Where do we go from here

It’s been an amazing couple of days.  Thanks to leaks of government documents and the hard work of some reporters, we’ve learned that the government has been collecting data on our telephone calls—three billion phone calls a day—and essentially watching from inside our computers while we work on the Internet.  Government officials say this is for our own protection, that it’s a good way for them to gather information that can prevent terrorist attacks.  The programs began while George W. Bush was president, and have continued under Barack Obama.

I’ve tried to get my head wrapped around the rapid-fire revelations of the government’s massive system of spying on its citizens; not a rogue operation, but a system pursued by the administration and authorized by Congress and the special Foreign Surveillance Intelligence Courts.  I see that the stories are falling off of the front pages, but we need to fight becoming complacent about this Patriot-(Act)-ic intrusion into our privacy.

On Wednesday news broke of a secret order to Verizon forcing it to turn over metadata of all of its customers calls…we think this includes business, residential and cellular, and we think there are probably similar orders for other telephone providers, but the orders themselves are so secret that the companies can’t acknowledge if it exists.  On Thursday we learned that the government has been tapping directly into the central servers of the major Internet companies to access emails, pictures and videos, etc.  Late Thursday night government officials confirmed the program but insisted it is targeted only at people outside of the United States.  They even claimed that the programs have succeeded in stopping terrorist attacks, although that claim seems dubious.

By Friday the president himself tried to assure American citizens that these programs were for their own good and that we have nothing to fear.  He said, “It’s important to recognize that you can’t have 100 percent security and also then have 100 percent privacy and zero inconvenience. We’re going to have to make some choices as a society. And what I can say is that in evaluating these programs, they make a difference in our capacity to anticipate and prevent possible terrorist activity.”
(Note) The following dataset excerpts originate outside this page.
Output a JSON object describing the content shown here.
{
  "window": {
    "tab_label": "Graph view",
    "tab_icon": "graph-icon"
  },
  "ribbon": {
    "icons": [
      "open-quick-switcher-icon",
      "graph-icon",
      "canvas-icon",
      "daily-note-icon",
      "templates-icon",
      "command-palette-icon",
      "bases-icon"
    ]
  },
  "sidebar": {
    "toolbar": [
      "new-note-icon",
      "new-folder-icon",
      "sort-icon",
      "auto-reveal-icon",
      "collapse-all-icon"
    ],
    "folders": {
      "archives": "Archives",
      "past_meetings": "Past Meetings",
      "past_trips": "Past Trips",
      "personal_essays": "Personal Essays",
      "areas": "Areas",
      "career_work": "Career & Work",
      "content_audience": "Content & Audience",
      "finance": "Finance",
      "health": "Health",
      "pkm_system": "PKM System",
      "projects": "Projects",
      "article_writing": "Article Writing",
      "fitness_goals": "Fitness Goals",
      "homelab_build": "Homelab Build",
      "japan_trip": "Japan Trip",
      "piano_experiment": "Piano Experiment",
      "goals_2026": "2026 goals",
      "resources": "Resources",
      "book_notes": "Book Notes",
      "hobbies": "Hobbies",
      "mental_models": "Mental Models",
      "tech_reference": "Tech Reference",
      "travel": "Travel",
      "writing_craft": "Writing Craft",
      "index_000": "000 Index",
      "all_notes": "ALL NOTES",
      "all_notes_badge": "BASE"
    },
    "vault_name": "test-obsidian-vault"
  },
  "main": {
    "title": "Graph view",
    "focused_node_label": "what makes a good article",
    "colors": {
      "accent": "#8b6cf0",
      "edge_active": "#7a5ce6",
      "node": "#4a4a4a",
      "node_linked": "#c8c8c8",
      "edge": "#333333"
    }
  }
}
Really? Well, that’s a load off of my mind; thanks for clearing that up for me, B.

I wrote earlier this week, “We cannot be such a craven and cowardly people that we’re willing to let our government spy on us constantly and record our activities and our associations in the name of protecting us from terrorist threats.  If that’s true, then not only have the terrorists already won but the American example of an open and free society is lost.  What the hell would the Founding Fathers think of us if they knew we were willing to abandon our liberty to a government that assured us it is only looking over our shoulders and listening to our phone calls for our own good?”

Only the ignorant or the naïve have ever expected total security in this world, or absolute liberty and privacy.  That’s not the world we live in.  There are crazy religious extremists who are killing innocent people out of a deluded belief that they are doing God’s will, and nothing more than common sense is needed to know that we have to take reasonable measures to protect ourselves from them.  (There are crazy religious extremists who trying to turn our country into a theocracy of their own denomination out of a deluded belief that that is God’s will, and we need to step up and stop that attack, too.)  I have no doubt that these programs have some positive effect when it comes to gathering valuable information against potential terrorists; what I object to is that these effective programs are targeted at all Americans. Jack Shafer put it well: it’s not that I object to the government pursuing terrorists and suspected terrorists…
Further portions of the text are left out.